In Moscow he became friends with Burgess, an extreme and grisly example of the Etonian as colourful rebel. Like many people of his generation, reared on Cyril Connolly’s Enemies of Promise, Jeremy found failure more interesting than success. He was set up in Moscow by the KGB, with the usual photographic evidence of his depravity, though this can scarcely have been a surprise as he never concealed his homosexuality or apparently modified his promiscuous conduct. By all accounts he immediately informed the SIS of the situation (though, fearing the sack, not his strait-laced employers at the Telegraph) and they encouraged him to go along with the KGB. What began as a game must have seemed like a nightmare, and he appears to have been cruelly manipulated by the Intelligence Services of three countries. Faulks finds no reason to doubt, however, that the actual cause of his death was ugly and prosaic – liver failure due to acute alcoholism. The inference is that the terrible new pressures had brought about an even greater consumption of booze, though as before he proved capable of functioning professionally despite being almost perpetually drunk.

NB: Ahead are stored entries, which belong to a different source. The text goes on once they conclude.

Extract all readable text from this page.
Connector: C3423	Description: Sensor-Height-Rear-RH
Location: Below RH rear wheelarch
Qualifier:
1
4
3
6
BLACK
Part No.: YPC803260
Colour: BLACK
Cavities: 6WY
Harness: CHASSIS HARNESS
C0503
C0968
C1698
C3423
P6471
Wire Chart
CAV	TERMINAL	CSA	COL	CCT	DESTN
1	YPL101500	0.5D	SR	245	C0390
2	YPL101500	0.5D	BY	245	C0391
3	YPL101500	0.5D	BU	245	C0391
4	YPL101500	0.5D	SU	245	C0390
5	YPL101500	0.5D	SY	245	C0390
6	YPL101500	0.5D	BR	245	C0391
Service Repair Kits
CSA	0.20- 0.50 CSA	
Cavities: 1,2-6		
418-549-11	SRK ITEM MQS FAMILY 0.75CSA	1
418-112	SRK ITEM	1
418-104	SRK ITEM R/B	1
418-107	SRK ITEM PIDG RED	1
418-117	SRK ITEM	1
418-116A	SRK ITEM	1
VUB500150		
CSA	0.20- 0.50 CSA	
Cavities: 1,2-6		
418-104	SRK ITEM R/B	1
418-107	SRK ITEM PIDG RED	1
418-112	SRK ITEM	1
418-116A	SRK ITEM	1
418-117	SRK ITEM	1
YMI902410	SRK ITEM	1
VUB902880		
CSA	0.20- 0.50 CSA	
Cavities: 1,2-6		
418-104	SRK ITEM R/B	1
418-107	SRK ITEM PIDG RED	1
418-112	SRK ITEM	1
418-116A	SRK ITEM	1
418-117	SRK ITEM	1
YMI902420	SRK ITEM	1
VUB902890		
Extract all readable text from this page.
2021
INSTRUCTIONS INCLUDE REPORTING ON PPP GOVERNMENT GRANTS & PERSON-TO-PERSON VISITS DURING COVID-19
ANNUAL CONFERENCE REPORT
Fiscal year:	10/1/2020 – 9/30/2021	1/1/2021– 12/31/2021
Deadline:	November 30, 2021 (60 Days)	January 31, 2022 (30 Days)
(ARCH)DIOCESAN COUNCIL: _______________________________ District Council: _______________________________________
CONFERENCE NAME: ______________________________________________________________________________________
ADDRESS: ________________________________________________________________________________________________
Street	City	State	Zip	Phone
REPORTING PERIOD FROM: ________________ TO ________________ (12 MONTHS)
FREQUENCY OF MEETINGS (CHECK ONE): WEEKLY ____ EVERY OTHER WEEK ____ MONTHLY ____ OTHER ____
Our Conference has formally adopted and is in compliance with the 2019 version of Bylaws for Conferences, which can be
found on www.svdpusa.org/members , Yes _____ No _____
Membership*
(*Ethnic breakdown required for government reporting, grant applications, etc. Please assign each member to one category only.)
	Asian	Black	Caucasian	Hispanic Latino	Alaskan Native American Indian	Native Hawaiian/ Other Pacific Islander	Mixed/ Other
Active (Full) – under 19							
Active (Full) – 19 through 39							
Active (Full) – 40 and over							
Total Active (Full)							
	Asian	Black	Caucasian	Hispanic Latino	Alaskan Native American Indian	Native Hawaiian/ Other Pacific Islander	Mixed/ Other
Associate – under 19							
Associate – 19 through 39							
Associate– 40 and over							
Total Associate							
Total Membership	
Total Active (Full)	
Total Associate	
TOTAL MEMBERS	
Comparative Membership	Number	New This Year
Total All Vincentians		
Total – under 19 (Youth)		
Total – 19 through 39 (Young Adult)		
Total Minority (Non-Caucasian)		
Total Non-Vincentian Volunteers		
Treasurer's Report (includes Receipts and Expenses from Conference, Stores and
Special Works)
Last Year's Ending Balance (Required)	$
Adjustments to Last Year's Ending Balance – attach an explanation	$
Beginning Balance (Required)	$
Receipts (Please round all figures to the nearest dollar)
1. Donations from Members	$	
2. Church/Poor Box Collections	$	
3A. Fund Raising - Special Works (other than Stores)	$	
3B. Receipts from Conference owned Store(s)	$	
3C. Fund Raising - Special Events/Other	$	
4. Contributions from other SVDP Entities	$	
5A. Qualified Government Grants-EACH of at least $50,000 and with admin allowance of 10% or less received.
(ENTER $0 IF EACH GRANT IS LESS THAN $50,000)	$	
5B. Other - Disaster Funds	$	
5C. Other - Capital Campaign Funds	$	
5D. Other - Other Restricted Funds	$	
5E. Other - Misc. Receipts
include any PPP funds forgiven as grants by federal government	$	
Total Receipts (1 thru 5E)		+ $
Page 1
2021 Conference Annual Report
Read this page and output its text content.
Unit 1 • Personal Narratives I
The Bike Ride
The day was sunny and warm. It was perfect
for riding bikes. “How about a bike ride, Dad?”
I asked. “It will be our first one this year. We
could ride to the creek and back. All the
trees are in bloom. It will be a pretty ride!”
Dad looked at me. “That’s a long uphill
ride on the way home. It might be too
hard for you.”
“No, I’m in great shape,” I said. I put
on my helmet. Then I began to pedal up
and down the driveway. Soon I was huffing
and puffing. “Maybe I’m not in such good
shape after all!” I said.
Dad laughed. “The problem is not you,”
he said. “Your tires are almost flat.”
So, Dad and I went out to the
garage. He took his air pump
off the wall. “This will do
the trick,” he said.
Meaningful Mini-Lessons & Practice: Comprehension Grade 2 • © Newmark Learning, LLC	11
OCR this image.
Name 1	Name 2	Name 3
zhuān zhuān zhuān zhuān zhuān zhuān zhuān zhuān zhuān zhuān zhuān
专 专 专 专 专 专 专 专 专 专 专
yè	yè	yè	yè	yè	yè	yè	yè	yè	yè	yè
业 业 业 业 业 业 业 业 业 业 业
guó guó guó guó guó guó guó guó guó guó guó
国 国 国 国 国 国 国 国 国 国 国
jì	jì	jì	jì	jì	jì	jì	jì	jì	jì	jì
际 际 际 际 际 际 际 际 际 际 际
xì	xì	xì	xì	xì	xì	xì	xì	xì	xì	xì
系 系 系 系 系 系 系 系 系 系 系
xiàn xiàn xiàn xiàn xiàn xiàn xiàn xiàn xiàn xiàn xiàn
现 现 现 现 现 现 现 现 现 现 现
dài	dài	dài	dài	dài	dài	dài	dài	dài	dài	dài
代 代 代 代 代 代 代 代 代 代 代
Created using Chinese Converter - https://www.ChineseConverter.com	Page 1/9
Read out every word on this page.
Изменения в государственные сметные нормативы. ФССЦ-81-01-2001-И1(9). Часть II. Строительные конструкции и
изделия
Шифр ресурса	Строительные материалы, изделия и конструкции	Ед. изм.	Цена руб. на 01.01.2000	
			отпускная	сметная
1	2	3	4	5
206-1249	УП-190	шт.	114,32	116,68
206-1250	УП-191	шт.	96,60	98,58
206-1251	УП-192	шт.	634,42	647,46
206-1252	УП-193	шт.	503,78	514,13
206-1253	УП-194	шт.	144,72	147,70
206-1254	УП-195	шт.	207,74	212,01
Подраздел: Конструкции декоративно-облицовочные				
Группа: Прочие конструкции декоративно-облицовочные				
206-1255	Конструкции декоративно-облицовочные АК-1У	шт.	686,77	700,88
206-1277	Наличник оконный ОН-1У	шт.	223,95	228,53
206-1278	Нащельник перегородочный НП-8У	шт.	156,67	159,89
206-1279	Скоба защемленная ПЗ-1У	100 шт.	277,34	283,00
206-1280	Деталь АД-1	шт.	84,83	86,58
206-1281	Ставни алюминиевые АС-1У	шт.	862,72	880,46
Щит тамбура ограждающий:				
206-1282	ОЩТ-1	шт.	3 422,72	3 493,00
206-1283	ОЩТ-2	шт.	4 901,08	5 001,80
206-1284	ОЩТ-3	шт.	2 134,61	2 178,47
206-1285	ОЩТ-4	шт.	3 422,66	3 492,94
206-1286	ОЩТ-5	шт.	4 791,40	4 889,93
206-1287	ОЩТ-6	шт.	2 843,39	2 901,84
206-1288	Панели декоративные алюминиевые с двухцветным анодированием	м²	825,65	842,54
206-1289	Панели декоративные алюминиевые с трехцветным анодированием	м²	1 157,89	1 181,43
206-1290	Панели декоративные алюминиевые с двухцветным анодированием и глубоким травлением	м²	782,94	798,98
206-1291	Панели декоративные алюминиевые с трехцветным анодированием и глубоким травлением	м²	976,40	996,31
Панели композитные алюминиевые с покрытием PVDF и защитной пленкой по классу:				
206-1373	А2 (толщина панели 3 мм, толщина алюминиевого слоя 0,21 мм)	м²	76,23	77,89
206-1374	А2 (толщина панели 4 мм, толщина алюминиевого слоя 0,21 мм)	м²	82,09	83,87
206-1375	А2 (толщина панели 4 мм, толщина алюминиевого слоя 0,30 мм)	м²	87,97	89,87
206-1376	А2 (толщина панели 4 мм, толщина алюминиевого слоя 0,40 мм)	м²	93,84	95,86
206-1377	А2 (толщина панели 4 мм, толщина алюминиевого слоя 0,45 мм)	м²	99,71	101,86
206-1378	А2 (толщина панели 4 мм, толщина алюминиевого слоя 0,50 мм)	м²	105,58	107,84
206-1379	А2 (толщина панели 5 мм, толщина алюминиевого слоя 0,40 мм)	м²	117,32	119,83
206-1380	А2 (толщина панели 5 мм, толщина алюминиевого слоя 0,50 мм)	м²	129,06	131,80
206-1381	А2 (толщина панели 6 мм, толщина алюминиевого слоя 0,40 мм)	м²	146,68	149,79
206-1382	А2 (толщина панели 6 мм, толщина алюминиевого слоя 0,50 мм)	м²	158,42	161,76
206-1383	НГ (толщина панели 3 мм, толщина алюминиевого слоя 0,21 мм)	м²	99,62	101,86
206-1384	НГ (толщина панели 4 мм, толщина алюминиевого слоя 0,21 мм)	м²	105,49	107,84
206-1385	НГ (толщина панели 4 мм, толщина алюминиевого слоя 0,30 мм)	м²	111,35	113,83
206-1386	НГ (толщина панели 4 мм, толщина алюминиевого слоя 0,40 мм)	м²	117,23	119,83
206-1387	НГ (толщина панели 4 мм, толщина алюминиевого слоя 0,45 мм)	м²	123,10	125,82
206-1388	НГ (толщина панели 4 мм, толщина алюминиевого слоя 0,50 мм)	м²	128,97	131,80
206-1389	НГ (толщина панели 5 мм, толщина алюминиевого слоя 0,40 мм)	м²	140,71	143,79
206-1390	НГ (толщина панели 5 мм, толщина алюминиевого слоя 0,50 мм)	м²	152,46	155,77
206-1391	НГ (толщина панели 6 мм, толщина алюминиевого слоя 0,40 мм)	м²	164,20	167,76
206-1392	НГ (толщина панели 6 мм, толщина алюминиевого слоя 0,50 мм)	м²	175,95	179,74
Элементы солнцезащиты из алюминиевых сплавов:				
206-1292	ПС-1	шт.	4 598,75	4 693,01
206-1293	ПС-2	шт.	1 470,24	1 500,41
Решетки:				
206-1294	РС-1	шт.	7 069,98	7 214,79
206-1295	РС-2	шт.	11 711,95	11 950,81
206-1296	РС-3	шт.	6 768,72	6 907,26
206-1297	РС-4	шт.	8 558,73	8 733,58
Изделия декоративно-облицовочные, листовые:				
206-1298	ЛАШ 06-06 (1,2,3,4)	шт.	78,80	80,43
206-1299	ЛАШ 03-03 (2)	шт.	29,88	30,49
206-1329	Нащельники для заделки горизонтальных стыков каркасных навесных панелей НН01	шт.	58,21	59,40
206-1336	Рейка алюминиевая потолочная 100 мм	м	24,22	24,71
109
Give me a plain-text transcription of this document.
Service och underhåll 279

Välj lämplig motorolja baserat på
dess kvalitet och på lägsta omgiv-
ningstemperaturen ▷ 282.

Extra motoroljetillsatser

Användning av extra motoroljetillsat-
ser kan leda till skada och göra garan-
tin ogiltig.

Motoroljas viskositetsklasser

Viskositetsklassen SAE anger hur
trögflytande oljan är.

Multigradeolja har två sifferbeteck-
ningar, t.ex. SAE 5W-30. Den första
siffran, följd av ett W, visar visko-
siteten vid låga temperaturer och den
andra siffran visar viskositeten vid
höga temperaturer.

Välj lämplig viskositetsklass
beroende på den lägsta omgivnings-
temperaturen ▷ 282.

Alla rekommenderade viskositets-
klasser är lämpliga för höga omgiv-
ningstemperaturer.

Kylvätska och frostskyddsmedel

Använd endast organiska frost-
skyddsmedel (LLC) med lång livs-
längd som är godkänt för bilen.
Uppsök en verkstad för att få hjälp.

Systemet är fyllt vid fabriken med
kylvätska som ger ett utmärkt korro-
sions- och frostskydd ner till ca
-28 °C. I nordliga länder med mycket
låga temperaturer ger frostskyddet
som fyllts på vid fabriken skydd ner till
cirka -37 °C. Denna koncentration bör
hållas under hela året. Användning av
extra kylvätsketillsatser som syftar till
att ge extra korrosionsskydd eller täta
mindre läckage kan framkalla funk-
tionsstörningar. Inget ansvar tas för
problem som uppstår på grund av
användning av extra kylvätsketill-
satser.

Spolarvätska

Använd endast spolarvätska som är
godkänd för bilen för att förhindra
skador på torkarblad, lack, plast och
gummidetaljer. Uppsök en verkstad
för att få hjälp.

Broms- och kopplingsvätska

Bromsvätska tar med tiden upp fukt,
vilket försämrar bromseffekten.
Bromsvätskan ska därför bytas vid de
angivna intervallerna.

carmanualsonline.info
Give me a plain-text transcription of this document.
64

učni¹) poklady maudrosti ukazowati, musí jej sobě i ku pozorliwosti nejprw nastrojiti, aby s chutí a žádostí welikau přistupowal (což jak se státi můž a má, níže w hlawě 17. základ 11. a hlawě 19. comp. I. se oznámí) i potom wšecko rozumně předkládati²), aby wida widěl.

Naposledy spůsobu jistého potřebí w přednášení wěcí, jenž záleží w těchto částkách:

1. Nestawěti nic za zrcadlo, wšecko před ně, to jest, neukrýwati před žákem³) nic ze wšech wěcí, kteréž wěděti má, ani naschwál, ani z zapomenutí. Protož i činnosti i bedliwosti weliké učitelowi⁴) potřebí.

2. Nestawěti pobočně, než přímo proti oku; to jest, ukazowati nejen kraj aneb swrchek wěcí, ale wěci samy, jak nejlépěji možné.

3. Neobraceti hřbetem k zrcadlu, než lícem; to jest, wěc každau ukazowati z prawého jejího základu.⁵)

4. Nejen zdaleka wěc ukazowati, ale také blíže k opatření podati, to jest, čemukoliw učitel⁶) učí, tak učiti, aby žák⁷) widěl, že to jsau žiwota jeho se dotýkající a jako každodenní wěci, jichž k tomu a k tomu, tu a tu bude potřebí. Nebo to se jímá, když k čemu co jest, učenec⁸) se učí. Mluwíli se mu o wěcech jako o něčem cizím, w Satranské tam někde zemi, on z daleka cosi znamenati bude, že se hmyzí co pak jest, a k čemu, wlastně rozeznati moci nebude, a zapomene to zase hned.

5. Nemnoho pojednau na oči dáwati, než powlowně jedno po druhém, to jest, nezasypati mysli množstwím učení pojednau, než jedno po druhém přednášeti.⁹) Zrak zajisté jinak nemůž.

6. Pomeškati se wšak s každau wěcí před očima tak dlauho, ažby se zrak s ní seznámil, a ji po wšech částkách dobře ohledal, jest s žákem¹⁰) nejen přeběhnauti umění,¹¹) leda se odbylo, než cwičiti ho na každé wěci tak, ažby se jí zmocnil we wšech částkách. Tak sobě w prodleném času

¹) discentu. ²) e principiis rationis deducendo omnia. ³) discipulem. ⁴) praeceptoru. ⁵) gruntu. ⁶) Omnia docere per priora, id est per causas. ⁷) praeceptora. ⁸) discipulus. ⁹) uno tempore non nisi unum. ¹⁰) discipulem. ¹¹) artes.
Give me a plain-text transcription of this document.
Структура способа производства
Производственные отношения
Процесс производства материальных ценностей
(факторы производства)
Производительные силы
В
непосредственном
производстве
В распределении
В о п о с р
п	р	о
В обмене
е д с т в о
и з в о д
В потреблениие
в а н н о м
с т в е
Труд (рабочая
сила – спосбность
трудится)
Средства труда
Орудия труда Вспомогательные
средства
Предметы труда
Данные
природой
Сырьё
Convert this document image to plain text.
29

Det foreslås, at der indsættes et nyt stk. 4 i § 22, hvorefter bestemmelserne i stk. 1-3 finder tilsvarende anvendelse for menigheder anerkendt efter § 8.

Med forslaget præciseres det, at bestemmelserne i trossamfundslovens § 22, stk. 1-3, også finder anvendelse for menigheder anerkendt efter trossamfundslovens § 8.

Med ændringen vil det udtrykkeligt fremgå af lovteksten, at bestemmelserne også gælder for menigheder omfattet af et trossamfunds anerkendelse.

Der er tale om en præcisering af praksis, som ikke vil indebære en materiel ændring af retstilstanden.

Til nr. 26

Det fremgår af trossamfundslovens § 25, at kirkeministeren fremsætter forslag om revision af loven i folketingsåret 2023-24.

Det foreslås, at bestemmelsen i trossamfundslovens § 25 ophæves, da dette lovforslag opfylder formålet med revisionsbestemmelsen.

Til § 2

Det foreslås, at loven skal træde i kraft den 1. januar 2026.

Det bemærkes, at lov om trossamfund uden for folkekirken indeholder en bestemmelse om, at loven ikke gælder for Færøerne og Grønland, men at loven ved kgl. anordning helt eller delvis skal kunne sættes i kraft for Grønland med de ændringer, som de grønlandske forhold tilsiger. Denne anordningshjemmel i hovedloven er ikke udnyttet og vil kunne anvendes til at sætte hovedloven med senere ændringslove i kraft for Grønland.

There is much that remains puzzling about Jeremy’s life and death. And not just things like why he got married, or what secrets of any value he could ever have been privy to. There is little doubt that he failed to foresee the consequences out there in the so-called real world of his fascination with espionage as a comic ritual and of his open profession of gayness as a political gesture of defiance against bourgeois conformity. There is another way of looking at his life, however, which I put forward only tentatively, and that is to see Jeremy as acting out what many people believed, but didn’t dare, or care, to practise. Turning recklessness into a philosophy and a style, he behaved as if life truly was absurd, as if suicide was a serious option, and nothing really did matter beyond a certain point. What others see as the proper subject for a book or play, he made the improper subject of a life.